Tyrone Reid, Staff Reporter

A vendor dismantles his stall yesterday after Kingston Mayor Desmond McKenzie led a team on a lockdown of unregistered stalls in the Pearnel Charles Arcade on Church Street, downtown Kingston.RUDOLPH BROWN/CHIEF PHOTOGRAPHER
GOODS WERE confiscated and stalls chained and padlocked during an undercover raid, as a livid Mayor of Kingston Desmond McKenzie and the management of the Pearnel Charles Arcade clamped down on illegal vending yesterday.
When the mayor and his team arrived at the arcade shortly after 10:00 a.m., vendors selling from the back of their vehicles on Laws Street, after discerning the intent of the mayor, evacuated the scene almost immediately.
The mayor argued that the vendors, who were parked on both sides of the road, leaving no passage for pedestrian on the sidewalk, were a risk to public safety.
ROOM FOR COMPROMISE
A stern mayor told the street vendors that there was room for compromise.

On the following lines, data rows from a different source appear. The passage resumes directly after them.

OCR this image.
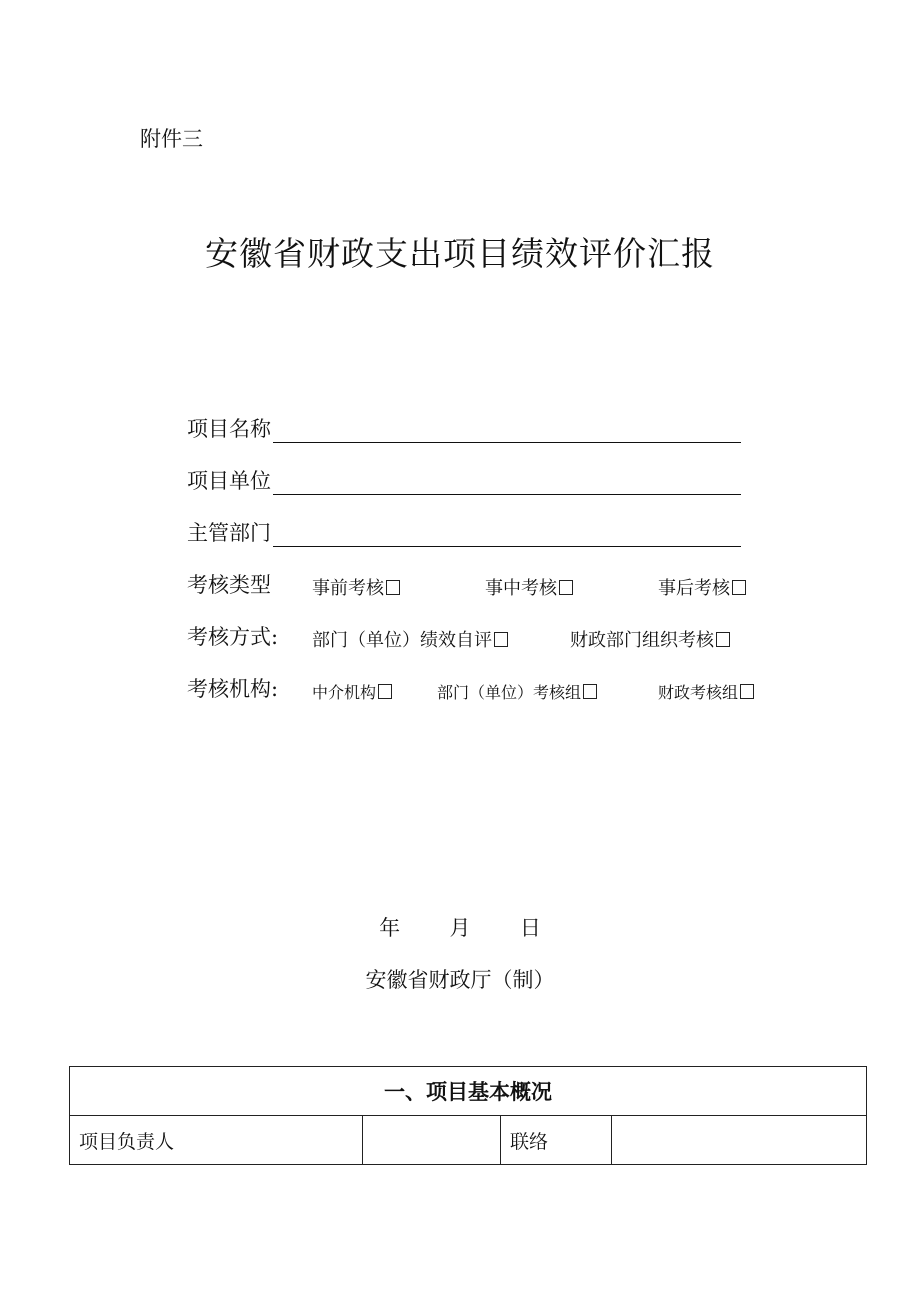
附件三
安徽省财政支出项目绩效评价汇报
项目名称
项目单位
主管部门
考核类型 事前考核	事中考核	事后考核
考核方式: 部门（单位）绩效自评	财政部门组织考核
考核机构: 中介机构	部门（单位）考核组	财政考核组
年  月  日
安徽省财政厅（制）
一、项目基本概况
项目负责人		联络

"You scratch my back, I scratch your back ... I am not against dialogue but what is happening cannot continue."
Mr. McKenzie told the vendors that he could allow them to use one side of the road but not both.
Afterwards, he went inside the arcade to visit the delinquent vendors. Padlocks were smashed with hammers and replaced with new locks and chains.
Andrew Payne, a vendor and also a member of the Pearnel Charles Arcade Management Committee, said that the situation had been allowed to get out of hand and now must be remedied.
Several disgruntled vendors who had paid their fees made their grouses known to the mayor. They lamented that the building needs painting plus repairs need to be effected to the leaking roof and some toilets.